I have a file containing a list of Unicode characters which (due to a copy paste fail) also has the hex code every 16 characters e.g.
Ս Վ Տ 0550 Ր Ց Ւ Փ Ք Օ Ֆ ՙ ՚ ՛ ՜ ՝ ՞ ՟ 0560 ՠ ա բ գ
with the 0550
and 0560
in the middle. I want to make a program that will remove these numbers, but when I try to read the file, it raises an error:
Traceback (most recent call last):
File "C:\Users\Millicent\Desktop\a.py", line 1, in <module>
open('characters.txt').read()
File "C:\Python34\lib\encodings\cp1252.py", line 23, in decode
return codecs.charmap_decode(input,self.errors,decoding_table)[0]
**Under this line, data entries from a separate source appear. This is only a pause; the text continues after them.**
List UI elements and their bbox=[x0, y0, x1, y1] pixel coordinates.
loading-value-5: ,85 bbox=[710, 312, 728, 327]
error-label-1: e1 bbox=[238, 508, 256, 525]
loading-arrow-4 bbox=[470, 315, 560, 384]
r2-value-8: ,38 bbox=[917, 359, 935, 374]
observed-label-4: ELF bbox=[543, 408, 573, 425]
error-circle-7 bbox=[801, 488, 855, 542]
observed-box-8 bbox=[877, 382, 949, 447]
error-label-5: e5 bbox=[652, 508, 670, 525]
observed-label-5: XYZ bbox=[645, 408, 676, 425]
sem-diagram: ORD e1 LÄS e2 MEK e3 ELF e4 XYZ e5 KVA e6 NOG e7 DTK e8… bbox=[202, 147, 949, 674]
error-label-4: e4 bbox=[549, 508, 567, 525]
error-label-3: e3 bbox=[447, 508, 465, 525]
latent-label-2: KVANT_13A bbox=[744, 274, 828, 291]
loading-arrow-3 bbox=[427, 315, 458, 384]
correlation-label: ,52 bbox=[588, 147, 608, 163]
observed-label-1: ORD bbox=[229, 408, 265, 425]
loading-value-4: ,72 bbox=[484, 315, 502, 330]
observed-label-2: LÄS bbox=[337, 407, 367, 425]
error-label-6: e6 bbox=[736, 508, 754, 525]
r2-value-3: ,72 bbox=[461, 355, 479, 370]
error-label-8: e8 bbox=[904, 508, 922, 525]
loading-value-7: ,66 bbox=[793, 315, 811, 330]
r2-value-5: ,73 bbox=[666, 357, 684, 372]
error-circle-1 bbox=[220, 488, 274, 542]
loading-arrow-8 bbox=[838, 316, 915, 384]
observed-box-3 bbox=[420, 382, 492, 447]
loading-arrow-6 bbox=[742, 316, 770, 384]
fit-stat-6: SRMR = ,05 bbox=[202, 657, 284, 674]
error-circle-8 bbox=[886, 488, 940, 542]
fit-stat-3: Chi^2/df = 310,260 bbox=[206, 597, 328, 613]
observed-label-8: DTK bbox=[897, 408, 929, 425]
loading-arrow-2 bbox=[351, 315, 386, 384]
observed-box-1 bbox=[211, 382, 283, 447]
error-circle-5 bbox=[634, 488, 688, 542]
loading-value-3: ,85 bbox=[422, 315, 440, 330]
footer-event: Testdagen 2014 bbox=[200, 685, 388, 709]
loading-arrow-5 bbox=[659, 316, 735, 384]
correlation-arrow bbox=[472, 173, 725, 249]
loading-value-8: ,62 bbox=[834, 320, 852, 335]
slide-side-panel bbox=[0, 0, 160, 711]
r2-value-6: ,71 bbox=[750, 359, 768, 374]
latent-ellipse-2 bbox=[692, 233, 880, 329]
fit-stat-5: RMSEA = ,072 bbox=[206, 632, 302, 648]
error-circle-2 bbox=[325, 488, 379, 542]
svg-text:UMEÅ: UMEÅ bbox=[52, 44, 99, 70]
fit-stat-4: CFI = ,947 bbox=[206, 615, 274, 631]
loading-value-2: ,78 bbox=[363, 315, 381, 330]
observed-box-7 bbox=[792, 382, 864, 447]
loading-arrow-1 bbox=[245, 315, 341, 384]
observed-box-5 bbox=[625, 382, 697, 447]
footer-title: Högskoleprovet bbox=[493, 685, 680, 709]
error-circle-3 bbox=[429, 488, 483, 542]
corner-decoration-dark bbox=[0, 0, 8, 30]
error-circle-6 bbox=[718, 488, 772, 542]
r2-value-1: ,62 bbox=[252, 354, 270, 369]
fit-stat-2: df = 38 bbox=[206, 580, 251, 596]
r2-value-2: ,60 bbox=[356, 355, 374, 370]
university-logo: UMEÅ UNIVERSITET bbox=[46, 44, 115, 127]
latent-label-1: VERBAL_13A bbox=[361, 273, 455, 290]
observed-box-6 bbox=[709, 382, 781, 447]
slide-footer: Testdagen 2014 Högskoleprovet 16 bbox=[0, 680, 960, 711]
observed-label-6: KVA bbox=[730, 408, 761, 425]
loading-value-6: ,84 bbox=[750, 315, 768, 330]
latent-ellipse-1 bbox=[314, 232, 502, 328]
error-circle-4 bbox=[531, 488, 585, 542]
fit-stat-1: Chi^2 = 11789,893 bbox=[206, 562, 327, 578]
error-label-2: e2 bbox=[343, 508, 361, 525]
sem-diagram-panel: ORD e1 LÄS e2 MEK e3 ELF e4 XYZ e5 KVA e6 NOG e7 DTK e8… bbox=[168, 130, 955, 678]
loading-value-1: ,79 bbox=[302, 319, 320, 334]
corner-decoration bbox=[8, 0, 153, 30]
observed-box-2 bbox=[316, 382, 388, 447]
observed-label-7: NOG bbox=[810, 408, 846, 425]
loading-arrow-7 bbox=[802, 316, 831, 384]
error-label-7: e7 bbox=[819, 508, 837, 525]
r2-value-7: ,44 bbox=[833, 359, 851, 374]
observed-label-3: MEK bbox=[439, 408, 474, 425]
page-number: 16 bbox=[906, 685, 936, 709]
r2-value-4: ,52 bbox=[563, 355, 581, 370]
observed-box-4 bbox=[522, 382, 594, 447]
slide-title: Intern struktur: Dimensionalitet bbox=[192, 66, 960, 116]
UnicodeDecodeError: 'charmap' codec can't decode byte 0x81 in position 392: character maps to <undefined>
My current code is
with open('character.txt','r') as file:
chars = file.read().split()
def isdigit(string):
try:
int(string, 16)
return True
except:
return False
chars = list(filter(lambda s: len(s) != 4 and isdigit(s), chars))
with open('characters.txt','w') as file:
file.write(''.join(chars))
Can someone tell me how to make Python accept the special characters?